Draco se leva et repoussa violemment la chaise sur laquelle il s'était tenu aussi calme que possible. Il empoigna Blaise par le col et le poussa contre le mur.
« Pauvre tas de merde, cracha-t-il haineux. Que toi et ta chienne vous vous amusiez de moi, ça passe mais que tu jettes une poupée de ma mère. Crois-moi tu vas le payer. »
Aveugnlé par la colère, il ne sentit pas Blaise se troubler : il ne savait pas que l'objet appartenait à Narcissa Malfoy. Soit Draco mentait, soit il avait été sincère. Comment savoir ?
« Tu n'es qu'une ordure Zabini mais laisse-moi te dire une chose, une seule, dit Draco en resserrant sa prise, arrachant un petit cri de douleur à l'autre garçon.
- Lâche-moi !, s'insurgea Blaise.
- Non ! Tu vas m'écouter. Ta maman va être fière de son engeance. Elle sera ravie de savoir que son fils est comme elle, une véritable roulure. La petite Ambre aussi doit baiser quand tu dors, je la surveillerais , si j'étais toi ? Protège-là on ne sait pas ce que pourrait lui arriver de fâcheux. »
Harry tira Draco en arrière.
« Quel touchant tableau : la pute des Sangs-mêlés et l'orphelin.
- Je préfère baiser un Sang- mêlé qu'une traînée dans ton genre, Malfoy ! Je préfèrerais baiser la terre entière plutôt que toi !
- Et moi je suis content finalement que la mascarade soit finie, ça m'aurait fait gerber de baiser une roulure dans ton genre, je préfère encore baiser Pansy, dit Draco.
- Franchement, le niveau de tes insultes baisse, tu as perdu de ton mordant… 'bébé serpent' »
Draco ne dit rien. Il avait tout donné. Ambre avait été sa dernière carte. La situation le dépassait. Il avait mal au cœur. Il voulait être seul.
« Ca y est ? Tu as fini ?, dit-il en s'époussetant.
- Ah, non, tu fais bien de me rappeler ça ! »
Il fouilla dans sa poche et posa quelques pièces sur le bureau :
« Pour tes services. Tu nous as bien fait rire. »
Ivre de colère, Draco lui décocha un coup de poing dans le ventre puis Harry le bloqua par derrière.
« Espèce de salaud !, vociféra-t-il. Crevure, siffla-t-il.
- Il est décoiffé, le pauvre, gloussa Harry.
- Toi, sans famille, j'espère que t'as des économies, dit-il au Gryffindor. Parce que c'est peut-être moi la pute mais c'est pas moi qui me suis fait entretenir ou sinon fais comme moi : envoie la note de frais à papa. Oups… il est mort le tien.
- Tu me donnes envie de vomir, Malfoy. Tu ne récoltes que ce que tu as semé. A torturer les autres et faire de leur vie un enfer, il te fallait bien un retour de bâton.

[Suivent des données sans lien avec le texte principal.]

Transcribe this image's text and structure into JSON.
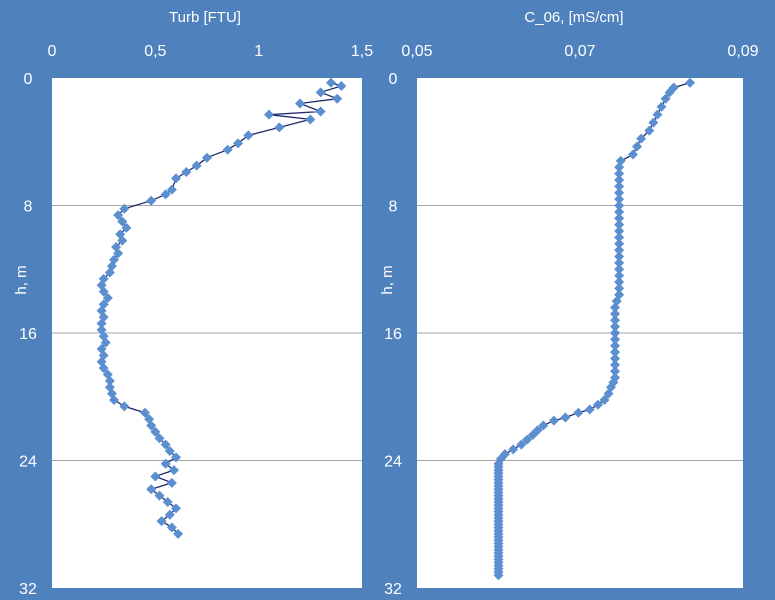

- Oh saint Zabini. Je suis fier de toi : un vrai petit serpent qui pique par derrière. Potter, tu devrais l'emmener se faire soigner, il pisse le sang.

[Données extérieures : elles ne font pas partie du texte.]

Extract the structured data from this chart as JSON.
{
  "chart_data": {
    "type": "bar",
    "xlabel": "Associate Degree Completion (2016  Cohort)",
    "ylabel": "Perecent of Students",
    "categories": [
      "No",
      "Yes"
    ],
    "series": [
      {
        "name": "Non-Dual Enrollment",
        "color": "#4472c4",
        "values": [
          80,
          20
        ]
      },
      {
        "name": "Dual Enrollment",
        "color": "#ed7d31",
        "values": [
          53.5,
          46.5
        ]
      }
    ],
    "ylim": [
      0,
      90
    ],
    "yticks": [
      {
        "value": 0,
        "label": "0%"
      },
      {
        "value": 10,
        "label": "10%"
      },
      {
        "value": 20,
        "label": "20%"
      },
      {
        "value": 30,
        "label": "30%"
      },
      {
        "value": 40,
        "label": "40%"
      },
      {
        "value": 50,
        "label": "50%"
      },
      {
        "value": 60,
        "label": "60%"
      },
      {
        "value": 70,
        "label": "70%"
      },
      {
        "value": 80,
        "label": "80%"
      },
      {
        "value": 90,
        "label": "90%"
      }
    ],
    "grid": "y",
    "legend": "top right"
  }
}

- Quelle bonne idée ! Te faire virer pour coups et blessures.
- Fais-le, je ne verrais plus ta sale gueule. En attendant, « mon ange », trouve-toi un endroit où dormir, je pense que tu ne seras pas le bienvenu au Donjon.

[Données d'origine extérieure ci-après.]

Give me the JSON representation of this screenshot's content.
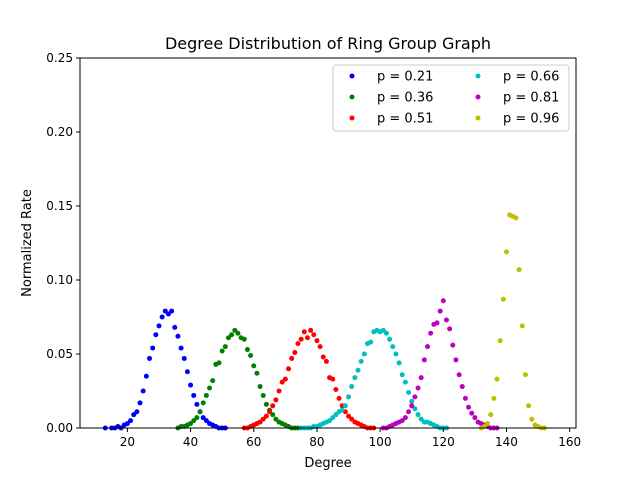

- Je ne suis pas sûr que ton autorité sur les serpents soit au top, mon chéri, quelqu'un qui se tape un moldu, c'est assez mal vu au Donjon, plus qu'un qui voit un Sang-Mêlé.
-"Mon ange" le quart des Slytherins se tapent des Moldus… Tu ne savais pas que ta mère donnait des autres soirées que les Nuits Bleues ? Des soirées où il y a très peu d'élus. Et il y a des invités spéciaux… des Sang-de-Bourbe. Et qu'est-ce qu'il se passe ? Ah oui… viol collectif… tout simplement bandant ! Alors que je me tape un Sang-de-Bourbe, ça ne serait pas nouveau. »
Draco mentait à moitié. Ornella Zabini organisait effectivement ce genre d'événement mais il n'y avait que des Mange-morts et la soirée se terminait plutôt mal pour l'invité à ce qu'on racontait. Jamais il n'aurait voulu en être mais quitte à se diaboliser, autant le faire à fond.
Blaise se lova contre Harry.
« Ce bureau n'est pas un bordel. Tirez-vous. »
Devant l'immobilité des deux garçons, il entreprit de partir de la pièce.
Harry bailla.
« Bon, il me fatigue déjà, dit-il à Blaise. On va le laisser travailler. »
Mais Draco les bouscula et sortit vivement, la mâchoire crispée.
« Attends, bébé Serpent, tu oublies ton mouchoir pour pleurer », gloussa Harry.
Blaise ne riait pas, lui. Etait-il allait trop loin ?
« Je donnerais tout pour voir sa tête quand il verra notre petit cadeau », soupira Harry.
Blaise frémit. Ils ne s'étaient pas contentés de le confronter dans le bureau. Ils avaient imprimé tous les mails échangés. Tout le monde avait lu ou allait lire les échanges enflammés de Draco.
Enfermé dans des toilettes, Draco sanglotait. Quel était ce délire ? Recevait-il la monnaie de sa pièce ? N'avait-il pas suffisamment souffert ? Bien sûr qu'il avait dit ces choses horribles à Blaise un an auparavant mais il avait laissé tomber. Il avait mal au cœur. Il avait mal à la tête. Il avait envie de dormir. Il sortit une pilule de sa poche et l'avala. Bébé Ange ne reviendrait pas mais il aurait moins mal quelques heures. Une fois sur pied, il retourna dans le bureau où il trouva Hermione. Il s'installa derrière son livre et ne décocha pas un mot. Il rentra au Donjon sans même apercevoir Blaise au coin du feu ni les papiers sur les tables dans lesquels il avait étalé son amour. Il planait déjà de toute façon. Dans sa chambre, il ne vit pas le violon. Il se prépara un fix, le premier depuis une éternité. Vautré sur l'écharpe rouge, il partit vers un joli endroit, bébé Ange était avec lui.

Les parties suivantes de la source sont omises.